The above landscape is about a quarter inch wide.
This is industrial macro photography. Which I didn’t know existed until I needed to do on my job recently.
This is why I had the opportunity to learn how to do macrophotography with a microscope objective. In this case, I had to test an epoxy bond and evaluate the results.
We had an ongoing crisis of sorts: one of the supports for the Tzec Maun Foundation one-meter mirror had come off. We had made multiple attempts to reattach it, but they did not hold. So suddenly my job for several months has been to learn every thing possible about aerospace epoxies, because that is what is used when you want to support a 600lb mirror on 12 wires.
Yeah, wires: the mirror is supported by tiny rods that are connected on one end to a puck that is epoxied to the mirror back, and on the other end by a flexure, a complex winding mess of modern metal work that is both stiff and flexible at the same time.
To sum it up as simply as I can: the trick with pucks, wires, and flexures is to make them extremely stiff in one direction—the direction where force gets applied. This is how you get stiff where it’s needed, and flexible where that’s needed.
Ignoring the deep engineering there, the one thing you have to be able to do is to glue those damn pucks to the back of the mirror. We tried a series of such epoxies, but they were failing to stick. I spent weeks digging into it, and learned that the key to success is preparing a surface to be bonded.
Another long story made short: those atoms at the surface that you want to bond to? They have to be raw, because raw makes them energetic and eager to attach to an epoxy. Time is your enemy: air can bring contaminants, and those eager atoms snap them up like crazy, weakening the bond. Solvents can be your friend, but which ones? (A rathole of polar and non-polar solvents with considerations around atomic structure of molecules (!) to figure out what would attach contaminants the best.)
What side of abrasive? What method, what kind, what hardness, and how do you clean off the dust without further contamination? A maze of wicked proportion, it was, and thus the weeks rolled by as I read research papers (turns out that aerospace people don’t have blogs or join discussion groups; they write papers), contacted experts that I couldn’t afford to pay but who were all a bit helpful, and otherwise tried to collect the expertise about high-end bonding. What a ride! I love that sort of thing.
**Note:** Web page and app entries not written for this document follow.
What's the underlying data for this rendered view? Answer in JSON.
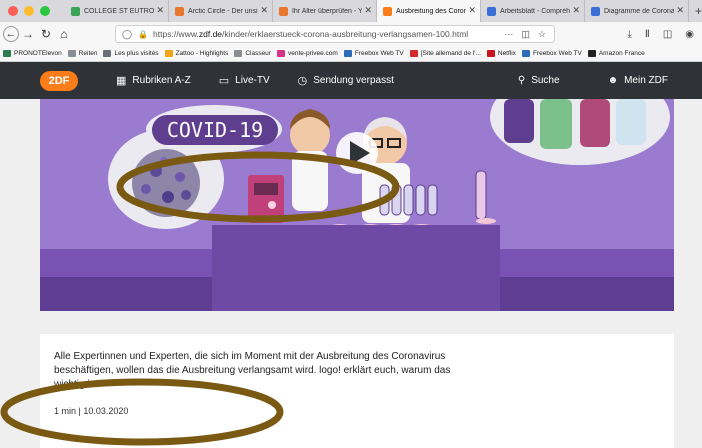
{
  "browser": {
    "tabs": [
      {
        "label": "COLLEGE ST EUTROPE",
        "favicon_color": "#3aa356",
        "active": false
      },
      {
        "label": "Arctic Circle - Der unsi",
        "favicon_color": "#e8772e",
        "active": false
      },
      {
        "label": "Ihr Alter überprüfen - Y",
        "favicon_color": "#e8772e",
        "active": false
      },
      {
        "label": "Ausbreitung des Corona",
        "favicon_color": "#fa7d19",
        "active": true
      },
      {
        "label": "Arbeitsblatt - Compréhe",
        "favicon_color": "#3a6fd8",
        "active": false
      },
      {
        "label": "Diagramme de Coronav",
        "favicon_color": "#3a6fd8",
        "active": false
      }
    ],
    "url_prefix": "https://www.",
    "url_domain": "zdf.de",
    "url_path": "/kinder/erklaerstueck-corona-ausbreitung-verlangsamen-100.html",
    "url_more": "···",
    "bookmarks": [
      {
        "label": "PRONOTElevon",
        "color": "#2f7d4e"
      },
      {
        "label": "Reiten",
        "color": "#8a8f96"
      },
      {
        "label": "Les plus visités",
        "color": "#6a6f76"
      },
      {
        "label": "Zattoo - Highlights",
        "color": "#f0a418"
      },
      {
        "label": "Classeur",
        "color": "#8a8f96"
      },
      {
        "label": "vente-privee.com",
        "color": "#d6338a"
      },
      {
        "label": "Freebox Web TV",
        "color": "#2b6bb7"
      },
      {
        "label": "[Site allemand de l'...",
        "color": "#d62a2a"
      },
      {
        "label": "Netflix",
        "color": "#c9141f"
      },
      {
        "label": "Freebox Web TV",
        "color": "#2b6bb7"
      },
      {
        "label": "Amazon France",
        "color": "#222222"
      }
    ]
  },
  "zdf": {
    "logo": "2DF",
    "nav": [
      {
        "label": "Rubriken A-Z",
        "icon": "grid-icon"
      },
      {
        "label": "Live-TV",
        "icon": "monitor-icon"
      },
      {
        "label": "Sendung verpasst",
        "icon": "clock-icon"
      }
    ],
    "search_label": "Suche",
    "profile_label": "Mein ZDF",
    "accent": "#fa7d19",
    "header_bg": "#2f3237"
  },
  "video": {
    "badge_text": "COVID-19",
    "purple": "#8d6ac4"
  },
  "article": {
    "description": "Alle Expertinnen und Experten, die sich im Moment mit der Ausbreitung des Coronavirus beschäftigen, wollen das die Ausbreitung verlangsamt wird. logo! erklärt euch, warum das wichtig ist.",
    "meta": "1 min | 10.03.2020"
  },
  "annotation_color": "#7a5a12"
}
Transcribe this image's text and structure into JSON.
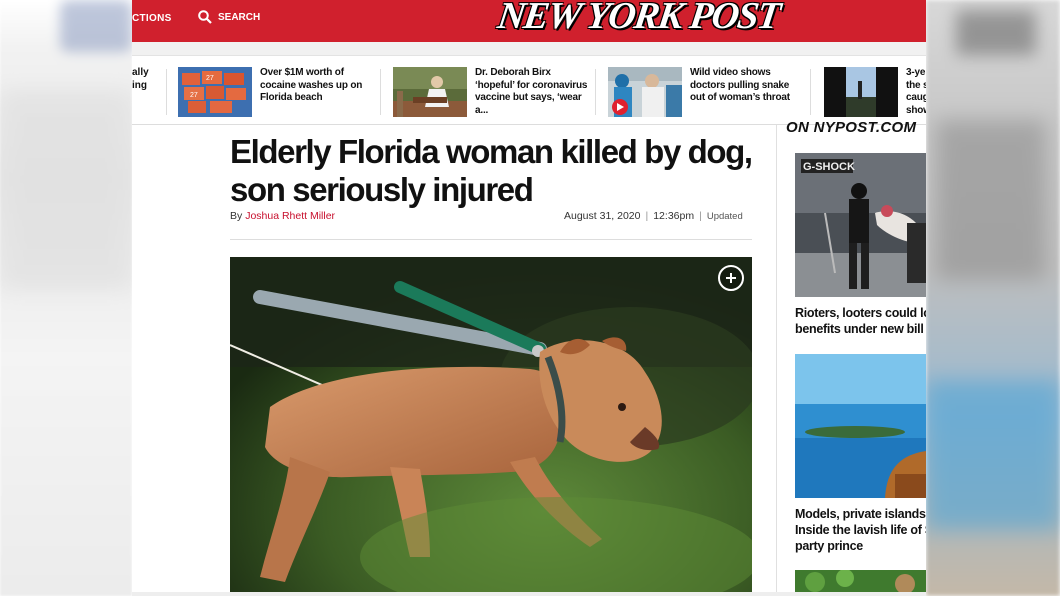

In the end, I put together a local team of non-experts and got them trained (it’s COVID; I wouldn’t be traveling to New Mexico to do the work). Also a fun ride; people can be the best in an emergency.
Back to photography: along the way, I had to learn this art of “extreme macrophotography.” I picked up some cheap microscope objectives, as well as an industrial-grade one from Mitutoyo. Wowser.
I tested on my workbench at home; the people in New Mexico did test abrasions and test solvent application over and over and sent samples of the various methods and chemical and techniques as bonded pairs of materials with a few likely-seeming epoxies. But we still struggled, until I found a somewhat obscure epoxy referenced in one of those papers that had everything we needed, including the ability to control a bondline thickness of a little over a tenth of a millimeter—it turns out that, for what we wanted, we needed an extremely precise, thin, layer of epoxy. It’s done with glass beads of a specific diameter embedded in the epoxy. OMG, I can’t tell you how many times I thought we had turned the corner only to run into another dead end. But this was it, as it turned out.
These photos are the proof. I used an extremely sharp and hard steel chisel to do a wedge test: try to drive the two sides (glass, steel) apart and see what happens. Since the front of the wedge is very sharp, and I was using a 16oz. hammer, I was able to apply a very large force to that very thin epoxy layer—on the order of several thousands pounds per square inch. The failure was explosive, shards everywhere. The photos show deformation of metal, shattering of glass, tearing of epoxy. The epoxy was so strong that it tore the metal and shattered the glass rather than let go (adhesive strength) or break easily (cohesive strength). We had a winner after months of learning and trying. What a great feeling. :)
But these photos are more than a reward for the work and discovery. They are beautiful miniature landscapes, pictures of a world that my own eyes cannot see unaided. What a treat to explore like this!